Ryan prit enfin la parole. « Je peux t’expliquer. »
« Vas-y, explique-toi. »
Il passa une main dans ses cheveux. « Je connaissais Claire avant de te rencontrer. On est sortis ensemble. Ça s’est mal terminé. »
« Tu l’aimais ? »
Il baissa les yeux. « À l’époque, je le croyais. »
« Alors, quand tu m’as rencontrée et que tu as compris que j’étais sa sœur, tu n’as rien dit. »
« J’avais peur qu’elle gâche tout, Alice. Quand Claire m’a confrontée plus tard, je lui ai dit que si elle disait quoi que ce soit, tout le monde penserait qu’elle essayait juste de te détruire par jalousie. »
C’est ainsi qu’il a fait taire ma sœur.
Ryan a dit que je le rassurais. Il a dit que sa relation avec Claire était chaotique et malsaine. Il a dit que ce qu’il ressentait pour moi était réel. Il a dit que les gens peuvent changer.
Je le fixai, bouche bée. « Ma sœur a essayé de me prévenir. »
Il ne dit rien.
« Elle était juste devant moi, me suppliant de ne pas t’épouser. Et je l’ai traitée de jalouse. »

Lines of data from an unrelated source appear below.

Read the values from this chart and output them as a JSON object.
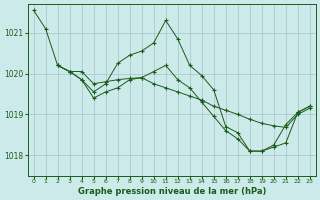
{
  "title": "Graphe pression niveau de la mer (hPa)",
  "background_color": "#cceaea",
  "grid_color": "#aacccc",
  "line_color": "#1a5c1a",
  "xlim": [
    -0.5,
    23.5
  ],
  "ylim": [
    1017.5,
    1021.7
  ],
  "yticks": [
    1018,
    1019,
    1020,
    1021
  ],
  "xtick_labels": [
    "0",
    "1",
    "2",
    "3",
    "4",
    "5",
    "6",
    "7",
    "8",
    "9",
    "10",
    "11",
    "12",
    "13",
    "14",
    "15",
    "16",
    "17",
    "18",
    "19",
    "20",
    "21",
    "22",
    "23"
  ],
  "series1_x": [
    0,
    1,
    2,
    3,
    4,
    5,
    6,
    7,
    8,
    9,
    10,
    11,
    12,
    13,
    14,
    15,
    16,
    17,
    18,
    19,
    20,
    21,
    22,
    23
  ],
  "series1_y": [
    1021.55,
    1021.1,
    1020.2,
    1020.05,
    1020.05,
    1019.75,
    1019.8,
    1019.85,
    1019.88,
    1019.9,
    1019.75,
    1019.65,
    1019.55,
    1019.45,
    1019.35,
    1019.2,
    1019.1,
    1019.0,
    1018.88,
    1018.78,
    1018.72,
    1018.68,
    1019.0,
    1019.15
  ],
  "series2_x": [
    2,
    3,
    4,
    5,
    6,
    7,
    8,
    9,
    10,
    11,
    12,
    13,
    14,
    15,
    16,
    17,
    18,
    19,
    20,
    21,
    22,
    23
  ],
  "series2_y": [
    1020.2,
    1020.05,
    1019.85,
    1019.55,
    1019.75,
    1020.25,
    1020.45,
    1020.55,
    1020.75,
    1021.3,
    1020.85,
    1020.2,
    1019.95,
    1019.6,
    1018.7,
    1018.55,
    1018.1,
    1018.1,
    1018.2,
    1018.3,
    1019.05,
    1019.2
  ],
  "series3_x": [
    2,
    3,
    4,
    5,
    6,
    7,
    8,
    9,
    10,
    11,
    12,
    13,
    14,
    15,
    16,
    17,
    18,
    19,
    20,
    21,
    22,
    23
  ],
  "series3_y": [
    1020.2,
    1020.05,
    1019.85,
    1019.4,
    1019.55,
    1019.65,
    1019.85,
    1019.9,
    1020.05,
    1020.2,
    1019.85,
    1019.65,
    1019.3,
    1018.95,
    1018.6,
    1018.4,
    1018.1,
    1018.1,
    1018.25,
    1018.75,
    1019.05,
    1019.2
  ]
}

Le silence de Ryan en disait long.
De l’autre côté de la pièce, je vis la prise de conscience frapper mes parents aussi. L’horrible réalité des dernières semaines de Claire. Elle portait ce fardeau seule, car nous avions tous appris à nous méfier d’elle lorsque la vérité éclatait au grand jour.

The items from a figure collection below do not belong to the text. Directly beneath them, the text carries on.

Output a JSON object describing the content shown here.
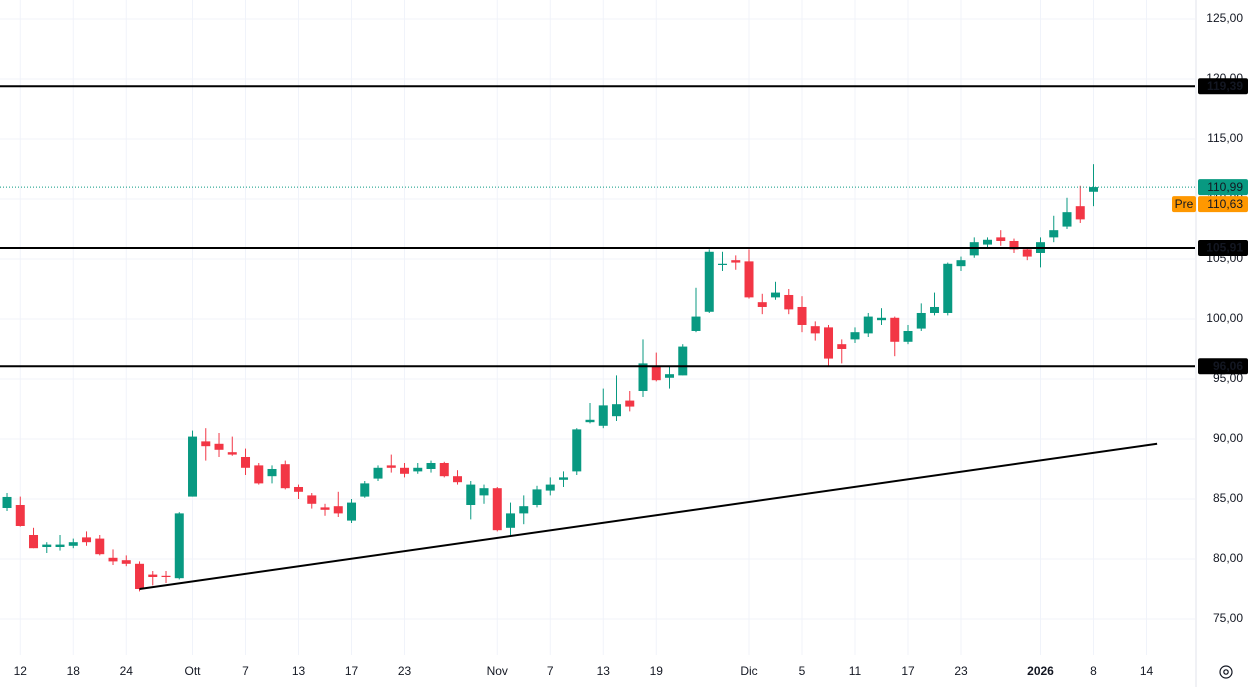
{
  "chart_data": {
    "type": "candlestick",
    "up_color": "#089981",
    "down_color": "#f23645",
    "xlim": [
      -0.53,
      89.66
    ],
    "ylim": [
      72.0,
      126.58
    ],
    "grid": true,
    "yticks": [
      {
        "value": 75,
        "label": "75,00"
      },
      {
        "value": 80,
        "label": "80,00"
      },
      {
        "value": 85,
        "label": "85,00"
      },
      {
        "value": 90,
        "label": "90,00"
      },
      {
        "value": 95,
        "label": "95,00"
      },
      {
        "value": 100,
        "label": "100,00"
      },
      {
        "value": 105,
        "label": "105,00"
      },
      {
        "value": 110,
        "label": "110,00"
      },
      {
        "value": 115,
        "label": "115,00"
      },
      {
        "value": 120,
        "label": "120,00"
      },
      {
        "value": 125,
        "label": "125,00"
      }
    ],
    "xticks": [
      {
        "value": 1,
        "label": "12"
      },
      {
        "value": 5,
        "label": "18"
      },
      {
        "value": 9,
        "label": "24"
      },
      {
        "value": 14,
        "label": "Ott"
      },
      {
        "value": 18,
        "label": "7"
      },
      {
        "value": 22,
        "label": "13"
      },
      {
        "value": 26,
        "label": "17"
      },
      {
        "value": 30,
        "label": "23"
      },
      {
        "value": 37,
        "label": "Nov"
      },
      {
        "value": 41,
        "label": "7"
      },
      {
        "value": 45,
        "label": "13"
      },
      {
        "value": 49,
        "label": "19"
      },
      {
        "value": 56,
        "label": "Dic"
      },
      {
        "value": 60,
        "label": "5"
      },
      {
        "value": 64,
        "label": "11"
      },
      {
        "value": 68,
        "label": "17"
      },
      {
        "value": 72,
        "label": "23"
      },
      {
        "value": 78,
        "label": "2026"
      },
      {
        "value": 82,
        "label": "8"
      },
      {
        "value": 86,
        "label": "14"
      }
    ],
    "open": [
      84.25,
      84.5,
      82.0,
      81.0,
      81.0,
      81.1,
      81.8,
      81.7,
      80.1,
      79.9,
      79.6,
      78.7,
      78.6,
      78.4,
      85.2,
      89.8,
      89.6,
      88.9,
      88.5,
      87.8,
      86.9,
      87.9,
      86.0,
      85.3,
      84.3,
      84.4,
      83.2,
      85.2,
      86.7,
      87.8,
      87.6,
      87.3,
      87.5,
      88.0,
      86.9,
      84.5,
      85.3,
      85.9,
      82.6,
      83.8,
      84.5,
      85.7,
      86.6,
      87.3,
      91.4,
      91.1,
      91.9,
      93.2,
      94.0,
      96.0,
      95.1,
      95.3,
      99.0,
      100.6,
      104.5,
      104.9,
      104.8,
      101.4,
      101.8,
      102.0,
      101.0,
      99.4,
      99.3,
      97.9,
      98.3,
      98.8,
      99.9,
      100.1,
      98.1,
      99.2,
      100.5,
      100.5,
      104.4,
      105.3,
      106.2,
      106.8,
      106.5,
      105.8,
      105.5,
      106.8,
      107.7,
      109.4,
      110.6
    ],
    "high": [
      85.5,
      85.2,
      82.6,
      81.4,
      82.0,
      81.7,
      82.3,
      82.0,
      80.8,
      80.3,
      79.8,
      79.0,
      79.0,
      83.9,
      90.7,
      90.9,
      90.5,
      90.2,
      89.2,
      88.0,
      87.8,
      88.2,
      86.2,
      85.5,
      84.6,
      85.6,
      85.0,
      86.5,
      87.8,
      88.7,
      88.0,
      88.0,
      88.2,
      88.1,
      87.4,
      86.5,
      86.2,
      86.0,
      84.7,
      85.3,
      86.1,
      86.8,
      87.3,
      90.9,
      93.0,
      94.2,
      95.3,
      94.0,
      98.3,
      97.2,
      96.0,
      97.9,
      102.6,
      105.8,
      105.6,
      105.3,
      105.8,
      102.1,
      103.1,
      102.5,
      101.9,
      99.8,
      99.5,
      98.3,
      99.3,
      100.5,
      100.9,
      100.2,
      99.5,
      101.3,
      102.2,
      104.7,
      105.2,
      106.8,
      106.8,
      107.4,
      106.7,
      106.0,
      106.8,
      108.6,
      110.1,
      111.1,
      112.9
    ],
    "low": [
      84.0,
      82.7,
      80.9,
      80.5,
      80.7,
      80.9,
      81.1,
      80.3,
      79.5,
      79.4,
      77.3,
      77.8,
      78.0,
      78.3,
      85.2,
      88.2,
      88.5,
      88.6,
      87.0,
      86.2,
      86.3,
      85.8,
      85.0,
      84.2,
      83.6,
      83.5,
      83.0,
      85.1,
      86.5,
      87.2,
      86.8,
      87.1,
      87.2,
      86.8,
      86.2,
      83.3,
      84.6,
      82.3,
      82.0,
      82.9,
      84.3,
      85.3,
      86.0,
      87.0,
      91.3,
      90.9,
      91.5,
      92.3,
      93.5,
      94.8,
      94.2,
      95.3,
      98.9,
      100.5,
      104.0,
      104.1,
      101.7,
      100.4,
      101.6,
      100.4,
      98.9,
      98.2,
      96.0,
      96.3,
      98.0,
      98.5,
      99.5,
      96.9,
      97.9,
      99.0,
      100.3,
      100.3,
      104.0,
      105.1,
      105.9,
      106.1,
      105.5,
      104.9,
      104.3,
      106.4,
      107.5,
      108.0,
      109.4
    ],
    "close": [
      85.17,
      82.75,
      80.9,
      81.2,
      81.2,
      81.4,
      81.4,
      80.4,
      79.8,
      79.6,
      77.5,
      78.5,
      78.5,
      83.8,
      90.2,
      89.4,
      89.1,
      88.7,
      87.6,
      86.3,
      87.5,
      85.9,
      85.6,
      84.6,
      84.1,
      83.8,
      84.7,
      86.3,
      87.6,
      87.6,
      87.1,
      87.6,
      88.0,
      86.9,
      86.4,
      86.2,
      85.9,
      82.4,
      83.8,
      84.4,
      85.8,
      86.2,
      86.8,
      90.8,
      91.6,
      92.8,
      92.9,
      92.7,
      96.3,
      94.9,
      95.4,
      97.7,
      100.2,
      105.6,
      104.6,
      104.7,
      101.8,
      101.0,
      102.2,
      100.8,
      99.5,
      98.8,
      96.7,
      97.5,
      98.9,
      100.2,
      100.1,
      98.1,
      99.0,
      100.5,
      101.0,
      104.6,
      104.9,
      106.4,
      106.6,
      106.5,
      105.8,
      105.2,
      106.4,
      107.4,
      108.9,
      108.3,
      110.99
    ],
    "levels": [
      {
        "value": 119.39,
        "label": "119,39"
      },
      {
        "value": 105.91,
        "label": "105,91"
      },
      {
        "value": 96.06,
        "label": "96,06"
      }
    ],
    "trendline": {
      "x": [
        10,
        86.8
      ],
      "y": [
        77.5,
        89.6
      ]
    },
    "last_price": {
      "value": 110.99,
      "label": "110,99"
    },
    "pre_market": {
      "tag": "Pre",
      "value": 110.63,
      "label": "110,63"
    }
  }
}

Ma sœur n’était pas amère.
Elle était désespérée.
Et elle essayait encore de me protéger.
Cette prise de conscience fut presque plus douloureuse que la trahison de Ryan.
Il s’est approché de moi. « Alice, je t’en prie. Ce que je ressens pour toi est sincère… »
Je l’ai regardé et j’ai imaginé ma sœur conduisant sous la pluie, essayant d’arriver à mon mariage avant qu’il ne soit trop tard.
J’ai pris la valise que j’avais préparée avant son retour.
Sa mère s’est mise à pleurer. La mienne a murmuré mon nom. Ryan a tendu la main vers mon bras, puis s’est arrêté.
« S’il te plaît, ne pars pas comme ça », a-t-il supplié.
Je me suis retournée, non pas par indécision, mais parce que certaines fins méritent un regard franc.
« Tu as brisé le cœur de ma sœur. Puis tu es resté à mes côtés pendant que je l’enterrais, me laissant croire que c’était elle le problème. »
Il a baissé les yeux.
C’était la seule réponse dont j’avais besoin.
Je suis partie.
Trois semaines ont passé. Je vis dans un petit appartement en location avec de la vaisselle d’occasion et un matelas qui grince à chaque fois que je me retourne. J’ai déjà demandé le divorce. Certains matins, je me réveille encore, cherchant désespérément une vie qui n’existe plus, avant de me souvenir pourquoi je suis partie.